20 What got Bishop interested in lumber? Had she been reading Lady Mary Wortley Montagu, who is her kind of writer in several ways, funny and observant and lesbian and mail-loving, and who has a passage in a letter of October 10, 1716 (partially quoted in the OED’s history of lumber) about the cabinets of curiosities in the Emperor’s repository in Vienna? It sounds a lot like Bishop: “Two of the rooms were wholly filled with relics of all kinds, set in jewels, amongst which I was desired to observe a crucifix, that they assured me had spoken very wisely to the Emperor Leopold. I won’t trouble you with the catalogue of the rest of the lumber; but I must not forget to mention a small piece of loadstone that held up an anchor of steel too heavy for me to lift.” Horace Walpole, another letter-writer who would have appealed to Bishop, cattily dismisses Versailles (a symbol of civilization one could set in opposition to Crusoe’s island) as a “lumber of littleness,” which is an adaptation of a couplet in one of Pope’s Moral Essays, about a uselessly grand house:

Lo, what huge heaps of littleness around!

The whole, a labour’d Quarry above ground.

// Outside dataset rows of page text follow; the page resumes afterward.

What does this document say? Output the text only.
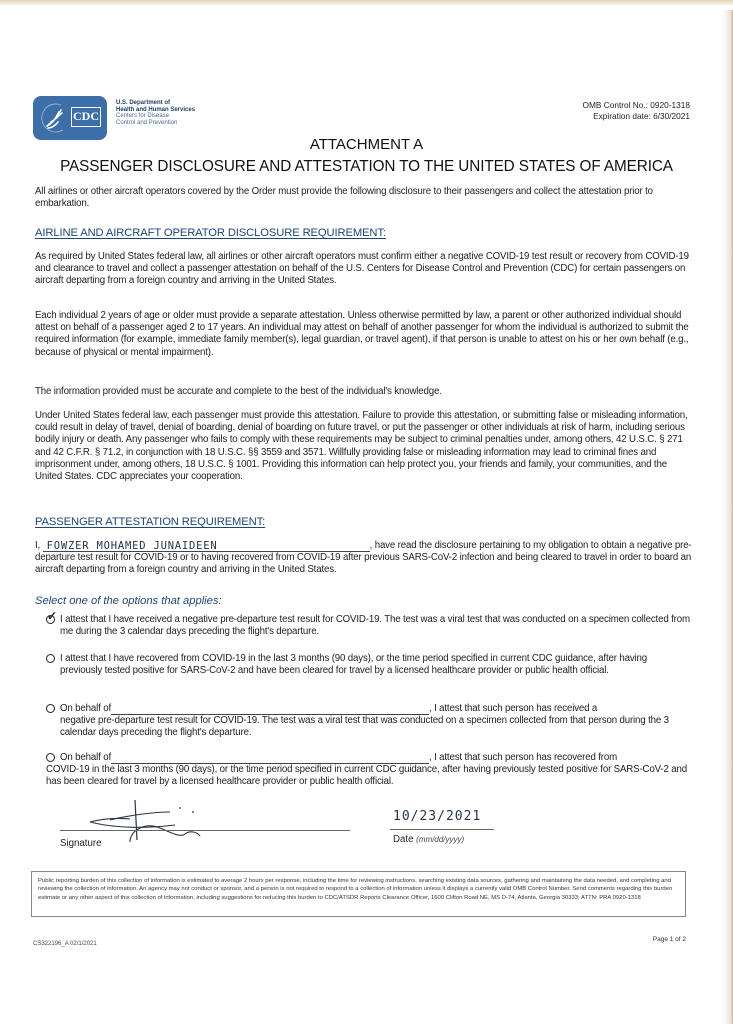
CDC
U.S. Department of
Health and Human Services
Centers for Disease
Control and Prevention
OMB Control No.: 0920-1318
Expiration date: 6/30/2021
ATTACHMENT A
PASSENGER DISCLOSURE AND ATTESTATION TO THE UNITED STATES OF AMERICA
All airlines or other aircraft operators covered by the Order must provide the following disclosure to their passengers and collect the attestation prior to embarkation.
AIRLINE AND AIRCRAFT OPERATOR DISCLOSURE REQUIREMENT:
As required by United States federal law, all airlines or other aircraft operators must confirm either a negative COVID-19 test result or recovery from COVID-19 and clearance to travel and collect a passenger attestation on behalf of the U.S. Centers for Disease Control and Prevention (CDC) for certain passengers on aircraft departing from a foreign country and arriving in the United States.
Each individual 2 years of age or older must provide a separate attestation. Unless otherwise permitted by law, a parent or other authorized individual should attest on behalf of a passenger aged 2 to 17 years. An individual may attest on behalf of another passenger for whom the individual is authorized to submit the required information (for example, immediate family member(s), legal guardian, or travel agent), if that person is unable to attest on his or her own behalf (e.g., because of physical or mental impairment).
The information provided must be accurate and complete to the best of the individual's knowledge.
Under United States federal law, each passenger must provide this attestation. Failure to provide this attestation, or submitting false or misleading information, could result in delay of travel, denial of boarding, denial of boarding on future travel, or put the passenger or other individuals at risk of harm, including serious bodily injury or death. Any passenger who fails to comply with these requirements may be subject to criminal penalties under, among others, 42 U.S.C. § 271 and 42 C.F.R. § 71.2, in conjunction with 18 U.S.C. §§ 3559 and 3571. Willfully providing false or misleading information may lead to criminal fines and imprisonment under, among others, 18 U.S.C. § 1001. Providing this information can help protect you, your friends and family, your communities, and the United States. CDC appreciates your cooperation.
PASSENGER ATTESTATION REQUIREMENT:
I, FOWZER MOHAMED JUNAIDEEN	, have read the disclosure pertaining to my obligation to obtain a negative pre-departure test result for COVID-19 or to having recovered from COVID-19 after previous SARS-CoV-2 infection and being cleared to travel in order to board an aircraft departing from a foreign country and arriving in the United States.
Select one of the options that applies:
✓ I attest that I have received a negative pre-departure test result for COVID-19. The test was a viral test that was conducted on a specimen collected from me during the 3 calendar days preceding the flight's departure.
I attest that I have recovered from COVID-19 in the last 3 months (90 days), or the time period specified in current CDC guidance, after having previously tested positive for SARS-CoV-2 and have been cleared for travel by a licensed healthcare provider or public health official.
On behalf of	, I attest that such person has received a
negative pre-departure test result for COVID-19. The test was a viral test that was conducted on a specimen collected from that person during the 3 calendar days preceding the flight's departure.
On behalf of	, I attest that such person has recovered from
COVID-19 in the last 3 months (90 days), or the time period specified in current CDC guidance, after having previously tested positive for SARS-CoV-2 and has been cleared for travel by a licensed healthcare provider or public health official.
Signature
10/23/2021
Date (mm/dd/yyyy)
Public reporting burden of this collection of information is estimated to average 2 hours per response, including the time for reviewing instructions, searching existing data sources, gathering and maintaining the data needed, and completing and reviewing the collection of information. An agency may not conduct or sponsor, and a person is not required to respond to a collection of information unless it displays a currently valid OMB Control Number. Send comments regarding this burden estimate or any other aspect of this collection of information, including suggestions for reducing this burden to CDC/ATSDR Reports Clearance Officer, 1600 Clifton Road NE, MS D-74, Atlanta, Georgia 30333; ATTN: PRA 0920-1318
CS322196_A 02/1/2021
Page 1 of 2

(I found the Walpole reference in an endnote to Essays and Criticisms, Thomas Gray, ed. Clark Sutherland Northup, 1911. Gray, on May 22, 1739, says of Versailles, “What a huge heap of littleness!”) Or had Bishop been reading Anthony Powell’s Books Do Furnish a Room, which came out in 1971, about the time she may have been writing her poem: “In the dozen years or so since I had last been at Thrubworth more lumber than ever had collected in these back parts of the house, much of it no doubt brought there after requisitioning. There was an overwhelming accumulation: furniture: pictures: rolled-up carpets: packing cases.” Or had Bishop simply grown dissatisfied with “junk” and “stuff” in earlier drafts of her poem and looked in a thesaurus? It’s always a possibility.